Student loan cap lawsuit threatens to worsen nursing shortage

By Jordan Keller

This week, a coalition of 25 states and the District of Columbia sued the federal government over newly finalized limits on graduate and professional student borrowing, arguing the caps will reshape who can enter high-demand fields. The dispute arrives as hospitals and clinics wrestle with staffing gaps, putting careers in nursing, social work and therapy at the center of a broader policy fight.

The U.S. Department of Education finalized rules at the end of April that set new lifetime federal borrowing limits: graduate students face a $100,000 cap, while students in professional programs such as medicine and law are limited to $200,000. State attorneys general say the restrictions will force some students to abandon or postpone advanced training; the Education Department says the limits are intended to curb rising tuition and long-term debt.

A workforce at risk

Health-care leaders and higher-education experts warn the caps could tighten pipelines into critical jobs. Megan Walter, a senior policy analyst at the National Association of Student Financial Aid Administrators, says the change threatens not only individual borrowers but the flow of qualified professionals into communities that need them.

The American Nurses Association warned the limits could translate into fewer registered nurses at a time when demand is growing fast. Federal workforce analysis projects a widening gap: by 2038, there could be a measurable shortfall in full-time nursing staff if current trends in attrition and graduation continue.

Independent calculations show the new policy will affect a sizable share of nursing students. Higher-education analyst Mark Kantrowitz estimates roughly one in five nursing students would need to borrow more than the $100,000 graduate cap, reflecting the higher costs of programs that require extensive hands-on training.

  • Immediate staffing risk: Reduced enrollment in health programs could limit new entrants into hospitals, long-term care and community clinics.
  • Financial squeeze: Students who exceed federal limits may turn to private loans, which often carry higher interest and fewer borrower protections.
  • Slow institutional response: Colleges can cut tuition, but budget and academic cycles mean large-scale price changes may take years.

Legislative and institutional reactions

On the Hill, Sens. Jeff Merkley (D-Ore.) and Roger Wicker (R-Miss.) introduced a bill to treat post-baccalaureate nursing degrees as professional degrees, which would make nursing students eligible for the higher $200,000 cap. Wicker said Congress needs to act to make nursing more attainable, framing the proposal as a response to the nationwide shortage.

Some institutions have moved quickly to limit the policy’s impact on applicants. Business schools at Purdue University and the University of California, Irvine, announced tuition cuts of up to 40% for certain graduate programs to keep costs below the federal cap. Johns Hopkins has offered a one-time 50% tuition discount for the class of 2026 graduates from Maryland colleges who enroll in its master’s programs.

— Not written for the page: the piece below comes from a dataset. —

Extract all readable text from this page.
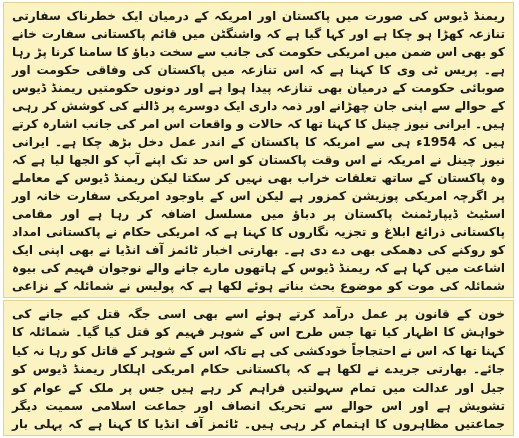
ریمنڈ ڈیوس کی صورت میں پاکستان اور امریکہ کے درمیان ایک خطرناک سفارتی تنازعہ کھڑا ہو چکا ہے اور کہا گیا ہے کہ واشنگٹن میں قائم پاکستانی سفارت خانے کو بھی اس ضمن میں امریکی حکومت کی جانب سے سخت دباؤ کا سامنا کرنا پڑ رہا ہے۔ پریس ٹی وی کا کہنا ہے کہ اس تنازعہ میں پاکستان کی وفاقی حکومت اور صوبائی حکومت کے درمیان بھی تنازعہ پیدا ہوا ہے اور دونوں حکومتیں ریمنڈ ڈیوس کے حوالے سے اپنی جان چھڑانے اور ذمہ داری ایک دوسرے پر ڈالنے کی کوشش کر رہی ہیں۔ ایرانی نیوز چینل کا کہنا تھا کہ حالات و واقعات اس امر کی جانب اشارہ کرتے ہیں کہ 1954ء ہی سے امریکہ کا پاکستان کے اندر عمل دخل بڑھ چکا ہے۔ ایرانی نیوز چینل نے امریکہ نے اس وقت پاکستان کو اس حد تک اپنے آپ کو الجھا لیا ہے کہ وہ پاکستان کے ساتھ تعلقات خراب بھی نہیں کر سکتا لیکن ریمنڈ ڈیوس کے معاملے پر اگرچہ امریکی پوزیشن کمزور ہے لیکن اس کے باوجود امریکی سفارت خانہ اور اسٹیٹ ڈیپارٹمنٹ پاکستان پر دباؤ میں مسلسل اضافہ کر رہا ہے اور مقامی پاکستانی ذرائع ابلاغ و تجزیہ نگاروں کا کہنا ہے کہ امریکی حکام نے پاکستانی امداد کو روکنے کی دھمکی بھی دے دی ہے۔ بھارتی اخبار ٹائمز آف انڈیا نے بھی اپنی ایک اشاعت میں کہا ہے کہ ریمنڈ ڈیوس کے ہاتھوں مارے جانے والے نوجوان فہیم کی بیوہ شمائلہ کی موت کو موضوع بحث بناتے ہوئے لکھا ہے کہ پولیس نے شمائلہ کے نزاعی

خون کے قانون پر عمل درآمد کرتے ہوئے اسے بھی اسی جگہ قتل کیے جانے کی خواہش کا اظہار کیا تھا جس طرح اس کے شوہر فہیم کو قتل کیا گیا۔ شمائلہ کا کہنا تھا کہ اس نے احتجاجاً خودکشی کی ہے تاکہ اس کے شوہر کے قاتل کو رہا نہ کیا جائے۔ بھارتی جریدے نے لکھا ہے کہ پاکستانی حکام امریکی اہلکار ریمنڈ ڈیوس کو جیل اور عدالت میں تمام سہولتیں فراہم کر رہے ہیں جس پر ملک کے عوام کو تشویش ہے اور اس حوالے سے تحریک انصاف اور جماعت اسلامی سمیت دیگر جماعتیں مظاہروں کا اہتمام کر رہی ہیں۔ ٹائمز آف انڈیا کا کہنا ہے کہ پہلی بار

But experts caution that these measures are uneven. Walter at NASFAA notes that program budgets, accreditation requirements and academic calendars slow down large-scale pricing changes, leaving many students to make enrollment decisions before relief is widely available.

What students may face now

Program type New lifetime federal loan cap
Graduate programs (e.g., master’s degrees) $100,000
Professional programs (medical, dental, law) $200,000

Borrowing beyond those caps will push some students toward private loans. Current federal loan rates range roughly from mid-6% to just under 9%, while private lenders can charge much higher rates—NerdWallet cites offerings that reach into the low 20s—along with fewer federal borrower protections.

In a joint release announcing the lawsuit, state attorneys general warned that the rule will lead many students to rely on more expensive private credit, delay completing degrees, or drop out of programs entirely—outcomes that would compound both financial and workforce pressures.

Why this matters now

The litigation makes clear the policy’s immediate stakes: as the rule takes effect, students deciding whether to enroll this fall face uncertainty about financing, while employers and communities confront a potential slowdown in the supply of new health professionals. The legal challenge and parallel congressional proposals mean the caps could be changed, clarified or left intact, but either way schools, students and health systems will be watching closely over the coming months.

Adjustments by universities and possible congressional action are likely to unfold slowly. Until then, prospective graduate and professional students will need to weigh program costs, alternative financing and the long-term implications for career plans in sectors already under strain.